Era Natal, e eu na minha casa de família perdida pelos adultos, sempre tivera presépio e árvore de Natal e meti na cabeça que teria presépio, aquele ano e naquela casa.. À entrada das Caldas havia ( e há, embora fechadas) as fábricas de loiça com as criações de Bordalo Pinheiro cujas peças com defeito eram amontoadas no seu exterior. Grande fartura de peças para o presépio, para mim não tinham defeito nenhum, sabia lá porque estavam ali à mão, a única explicação era um milagre do menino Jesus , Ele sabia bem que sem ovelhinhas, moinhos, pontes, homens e mulheres não havia presépio.


E, ali no quintal, ao lado direito da porta de entrada fiz com os meus irmãos o "nosso" presépio, bem me lembro que o Menino deixou para mim o milagre de arranjar "papel de prata" para fazer o rio que passava por debaixo da ponte. Um rapaz mais velho ( tinha uma bengala que usava debaixo do ombro, onde se apoiava) viu o "nosso " presépio e arranjou-me a prata, ele também não tinha amigos para jogar a bola, também teve que fazer o seu próprio presépio."Fazes bem, Luis, é bom!" disse-me ele e para mim bastou, alguém tinha olhado para o nosso presépio e gostara dele. Basta uma palavra, a indiferença é algo de terrível, fazer uma festa na cabeça de uma criança, todos os dias, devia ser
uma das três coisas obrigatórias antes de morrer.

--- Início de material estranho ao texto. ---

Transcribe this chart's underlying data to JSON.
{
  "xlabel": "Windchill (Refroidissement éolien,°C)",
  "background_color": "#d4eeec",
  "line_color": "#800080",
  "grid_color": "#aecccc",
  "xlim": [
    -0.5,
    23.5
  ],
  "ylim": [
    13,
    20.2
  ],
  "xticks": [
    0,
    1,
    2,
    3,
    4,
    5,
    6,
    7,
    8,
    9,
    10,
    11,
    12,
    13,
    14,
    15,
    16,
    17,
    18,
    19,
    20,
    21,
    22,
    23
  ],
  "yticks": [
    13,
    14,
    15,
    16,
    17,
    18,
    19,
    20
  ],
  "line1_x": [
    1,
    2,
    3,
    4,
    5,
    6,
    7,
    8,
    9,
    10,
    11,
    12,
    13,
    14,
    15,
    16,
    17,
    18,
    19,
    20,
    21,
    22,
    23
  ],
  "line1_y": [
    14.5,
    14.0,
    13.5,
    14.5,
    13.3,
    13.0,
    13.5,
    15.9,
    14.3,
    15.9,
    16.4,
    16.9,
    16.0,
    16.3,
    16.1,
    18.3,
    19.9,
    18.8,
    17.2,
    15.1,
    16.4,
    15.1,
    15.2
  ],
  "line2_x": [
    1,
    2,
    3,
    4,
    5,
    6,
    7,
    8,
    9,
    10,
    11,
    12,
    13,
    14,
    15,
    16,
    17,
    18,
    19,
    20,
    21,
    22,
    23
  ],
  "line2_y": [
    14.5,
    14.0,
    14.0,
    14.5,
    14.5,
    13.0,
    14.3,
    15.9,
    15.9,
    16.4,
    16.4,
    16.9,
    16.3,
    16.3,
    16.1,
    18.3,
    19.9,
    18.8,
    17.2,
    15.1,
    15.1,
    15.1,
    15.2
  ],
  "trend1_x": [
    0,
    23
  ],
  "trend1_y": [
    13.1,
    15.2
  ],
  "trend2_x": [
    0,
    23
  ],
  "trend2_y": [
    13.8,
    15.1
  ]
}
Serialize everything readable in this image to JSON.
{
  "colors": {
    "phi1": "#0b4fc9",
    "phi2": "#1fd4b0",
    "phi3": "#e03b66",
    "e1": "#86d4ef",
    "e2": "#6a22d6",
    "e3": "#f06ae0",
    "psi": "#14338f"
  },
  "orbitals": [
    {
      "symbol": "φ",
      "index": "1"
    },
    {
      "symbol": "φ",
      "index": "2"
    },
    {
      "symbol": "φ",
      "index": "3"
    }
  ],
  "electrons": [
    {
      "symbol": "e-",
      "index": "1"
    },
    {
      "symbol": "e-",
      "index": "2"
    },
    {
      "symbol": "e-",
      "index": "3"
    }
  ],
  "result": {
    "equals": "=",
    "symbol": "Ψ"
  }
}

O meu pai, foi ao pinhal e trouxe um ramo de pinheiro e com ele fez a árvore de Natal, a vizinha ao lado fez uma estrela prateada ( depois vim a saber que "era aquela estrela pequenina a tremer de medo por cima do forte de Santa Catarina...), não havia luzes, mas havia o musgo que íamos buscar ao bosque, o azevinho de bolinhas vermelhas , as plantas selvagens, e o nosso presépio cresceu, vinham pessoas do bairro ver e sempre deixavam uma ideia, mais uma estrela, e o menino à noite por causa do frio teve direito às roupas que lhe fez a minha professora da pré-escola (bem a vi a chorar...) e o presépio já era de todos, vieram os bolos e as rabanadas, o bacalhau e o azeite, e o meu presépio já era a minha casa cheia de gente .


Não houve presentes comprados à pressa, não havia dinheiro, mas a lareira estava cercada de mulheres a cantar as canções de Natal, a todos se abria a porta, todos a desejarem "Bom Natal" , bandos de rapazes andavam de porta em porta, levavam uma rabanada ( na região das Caldas são filhós..) o meu pai era um emérito cozinheiro, a aletria da minha terra natal, e a mesa farta cheia de pequenas coisas que todos deixavam e trocavam e saboreavam...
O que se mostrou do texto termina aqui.